Looking for Zodiac
I spent way too much time writing my most recent post on Texas Hill Country, but I enjoyed every step of the way. First I had lunch with my friend Jim McCrae to get some stories – he knows lots of history and is the director of Fort Martin Scott. Then I gathered some information on the net – I quickly found a master’s thesis from Brigham Young University which had interesting details. I gathered some photos from the net which represented the story, but they weren’t just right, so I went to the Pioneer Museum and had an interesting discussion with Dr Lindley, the director, then took some photos of their model of Zodiac while the docent pulled out stories from a couple of their books for me.
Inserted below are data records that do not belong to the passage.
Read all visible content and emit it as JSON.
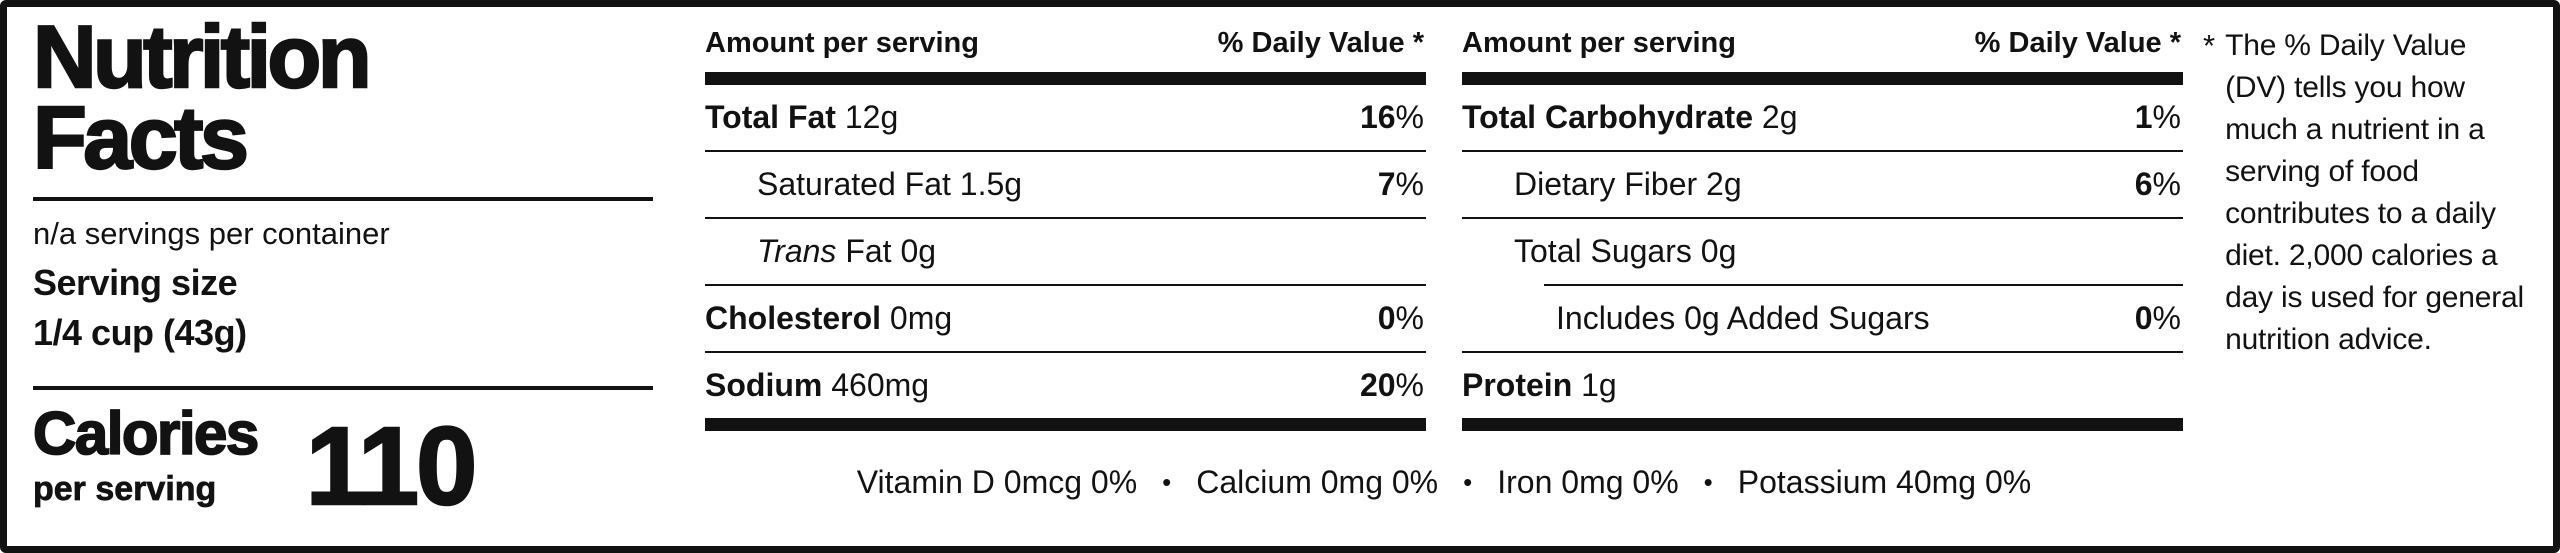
{
  "label": {
    "title_line1": "Nutrition",
    "title_line2": "Facts",
    "servings_per_container": "n/a servings per container",
    "serving_size_label": "Serving size",
    "serving_size_value": "1/4 cup (43g)",
    "calories_label": "Calories",
    "calories_sublabel": "per serving",
    "calories_value": "110"
  },
  "columns": [
    {
      "header_left": "Amount per serving",
      "header_right": "% Daily Value *",
      "rows": [
        {
          "b": "Total Fat",
          "i": "",
          "r": " 12g",
          "dv": "16",
          "pct": "%"
        },
        {
          "b": "",
          "i": "",
          "r": "Saturated Fat 1.5g",
          "dv": "7",
          "pct": "%"
        },
        {
          "b": "",
          "i": "Trans",
          "r": " Fat 0g",
          "dv": "",
          "pct": ""
        },
        {
          "b": "Cholesterol",
          "i": "",
          "r": " 0mg",
          "dv": "0",
          "pct": "%"
        },
        {
          "b": "Sodium",
          "i": "",
          "r": " 460mg",
          "dv": "20",
          "pct": "%"
        }
      ]
    },
    {
      "header_left": "Amount per serving",
      "header_right": "% Daily Value *",
      "rows": [
        {
          "b": "Total Carbohydrate",
          "i": "",
          "r": " 2g",
          "dv": "1",
          "pct": "%"
        },
        {
          "b": "",
          "i": "",
          "r": "Dietary Fiber 2g",
          "dv": "6",
          "pct": "%"
        },
        {
          "b": "",
          "i": "",
          "r": "Total Sugars 0g",
          "dv": "",
          "pct": ""
        },
        {
          "b": "",
          "i": "",
          "r": "Includes 0g Added Sugars",
          "dv": "0",
          "pct": "%"
        },
        {
          "b": "Protein",
          "i": "",
          "r": " 1g",
          "dv": "",
          "pct": ""
        }
      ]
    }
  ],
  "micronutrients": {
    "separator": "•",
    "items": [
      "Vitamin D 0mcg 0%",
      "Calcium 0mg 0%",
      "Iron 0mg 0%",
      "Potassium 40mg 0%"
    ]
  },
  "footnote": {
    "marker": "*",
    "text": "The % Daily Value (DV) tells you how much a nutrient in a serving of food contributes to a daily diet. 2,000 calories a day is used for general nutrition advice."
  }
}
Then I went to MarktPlatz and photographed the water wheel erected at the 125th Anniversary remembering the Mormons at Zodiac and how they helped the fledgling community. This afternoon I wandered out east to find the original town site and the historical marker. In the process I met Elmer Schmitdzinsky, whose family has owned the land since 1895. Elmer is a genuine and interesting man who has scratched out a living on the farm most of his life, despite drought and floods and the vagaries of markets. He asked me if I had seen a picture of the marker; I replied that I had, and he told me I was welcome to walk to see it, but that’s all I would find, the same photo I’d seen. I didn’t tell Elmer, but I also go to those places to listen for voices from the past.
I didn’t hear any ghosts this time; all I heard was a gentle breeze and the whine of vehicles on Highway 290 a mile distant across the Pedernales River.
There is nothing left of Zodiac but stories. And a millstone.